Op het kantoor waar ik werk wil ik een bestelling invoeren. Een klant heeft een bestelling gefaxt en het is onduidelijk wat hij wil. Ik bel het bedrijf en vraag naar de inkoper, meneer Mulder en word in de wacht gezet. Twee minuten. Dan krijg ik een miep aan de lijn die meneer Mulder wel even zal doorverbinden. Weer in de wacht. Mevrouw Groen aan de lijn. Oh, ik was op zoek naar meneer Mulder? Ze zal me direct doorverbinden. Vervolgens krijg ik nog meneer Heesch aan de lijn én mevrouw Thomassen. Als ik bij de laatste dame moedeloos vertel dat ik op zoek ben naar meneer Mulder, mompelt mijn collega tegenover mij: ‘Die werkt hier niet meer,’ en ik schiet in de lach als ik me de loterij-reclame herinner. Als ik in de wacht sta, hang ik op. Ik schrijf op de bestelling dat het niet helemaal duidelijk is wat men wil bestellen en dat men kan bellen voor meer informatie. Ik fax het terug ter attentie van de heer Mulder. Drie minuten later hangt hij aan de lijn.
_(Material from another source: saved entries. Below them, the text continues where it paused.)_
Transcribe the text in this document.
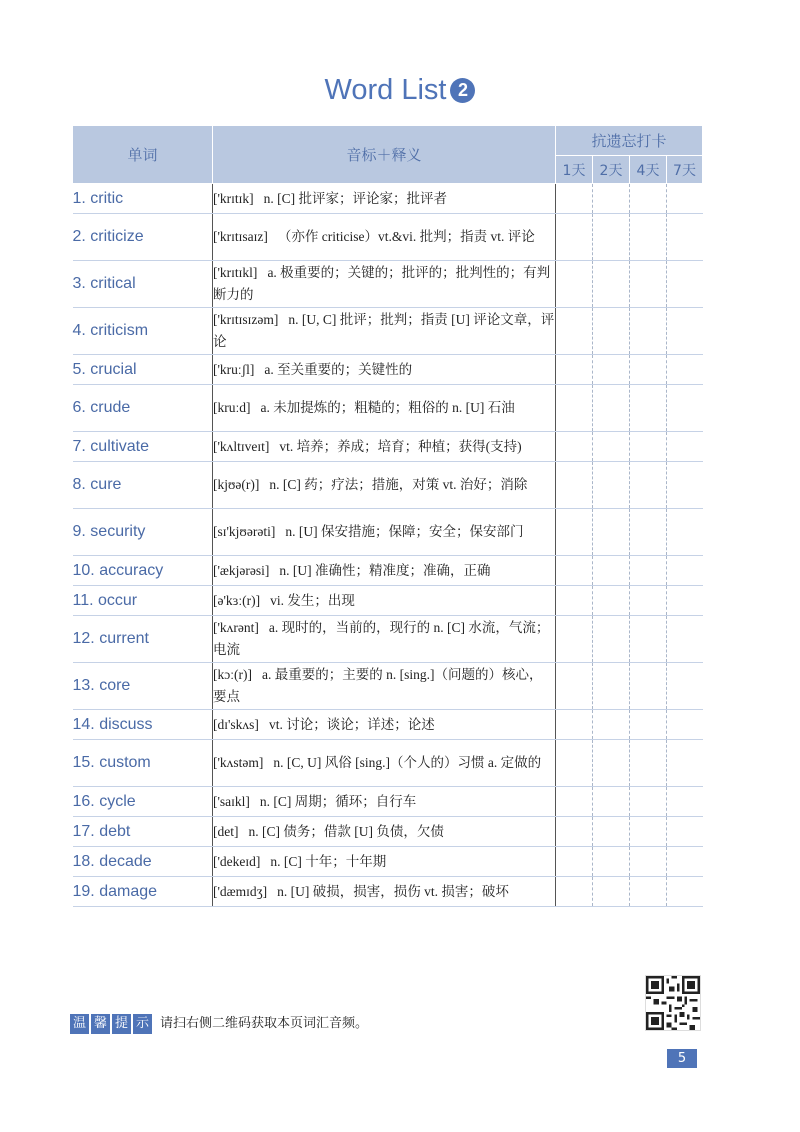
Word List 2
单词	音标＋释义	抗遗忘打卡			
		1天	2天	4天	7天
1. critic	['krɪtɪk] n. [C] 批评家；评论家；批评者				
2. criticize	['krɪtɪsaɪz] （亦作 criticise）vt.&vi. 批判；指责 vt. 评论				
3. critical	['krɪtɪkl] a. 极重要的；关键的；批评的；批判性的；有判断力的				
4. criticism	['krɪtɪsɪzəm] n. [U, C] 批评；批判；指责 [U] 评论文章，评论				
5. crucial	['kruːʃl] a. 至关重要的；关键性的				
6. crude	[kruːd] a. 未加提炼的；粗糙的；粗俗的 n. [U] 石油				
7. cultivate	['kʌltɪveɪt] vt. 培养；养成；培育；种植；获得(支持)				
8. cure	[kjʊə(r)] n. [C] 药；疗法；措施，对策 vt. 治好；消除				
9. security	[sɪ'kjʊərəti] n. [U] 保安措施；保障；安全；保安部门				
10. accuracy	['ækjərəsi] n. [U] 准确性；精准度；准确，正确				
11. occur	[ə'kɜː(r)] vi. 发生；出现				
12. current	['kʌrənt] a. 现时的，当前的，现行的 n. [C] 水流，气流；电流				
13. core	[kɔː(r)] a. 最重要的；主要的 n. [sing.]（问题的）核心，要点				
14. discuss	[dɪ'skʌs] vt. 讨论；谈论；详述；论述				
15. custom	['kʌstəm] n. [C, U] 风俗 [sing.]（个人的）习惯 a. 定做的				
16. cycle	['saɪkl] n. [C] 周期；循环；自行车				
17. debt	[det] n. [C] 债务；借款 [U] 负债，欠债				
18. decade	['dekeɪd] n. [C] 十年；十年期				
19. damage	['dæmɪdʒ] n. [U] 破损，损害，损伤 vt. 损害；破坏				
温 馨 提 示 请扫右侧二维码获取本页词汇音频。
5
Als ik door de stad loop en een bijpassend truitje wil kopen voor een nieuwe broek die ik eergisteren gekocht heb, kom ik aan in een winkel waar ik iets leuks zie hangen. Ik vind het meteen mooi, het is alleen oranje, niet mijn kleur. Ik loop naar de verkoopster en vraag of ze hem ook in het blauw heeft. ‘Nee,’ zegt ze, ‘maar wel in het rood en geel. Wacht, ik zal het meteen voor u pakken.’ Ik leg het oranje truitje op de toonbank neer en loop de winkel uit. Ik kook van binnen.

Als ik daarna weer naar huis toe wil, zie ik ze al staan. Studenten die je een of ander abonnement van een krant willen aansmeren. En jawel hoor, één van hen schiet mij aan en begint een verhaal te houden over de krant. Hij loopt zelfs met me mee omdat ik gewoon doorloop. Ik ben benieuwd hoelang hij doorgaat en laat hem zijn verhaal doen. Na anderhalve minuut is hij uitgesproken. Dan valt er een pijnlijk stilte. Hij wacht op mijn reactie. Ik geniet even van het moment en vraag dan poeslief aan hem: ‘Voulez-vous le tout répéter en Français?’ en kijk verwachtingsvol naar hem. Dat is de genadeslag. Het werkt altijd. De jongen kijkt bedenkelijk, fronst, kijkt me dan aan of ik iets besmettelijks heb, draait zich om en loopt weg.

Ondanks een moeizame dag heb ik toch een triomf-gevoel. Welliswaar geen truitje, maar wél het gevoel dat ik ook wat doelpunten heb gescoord.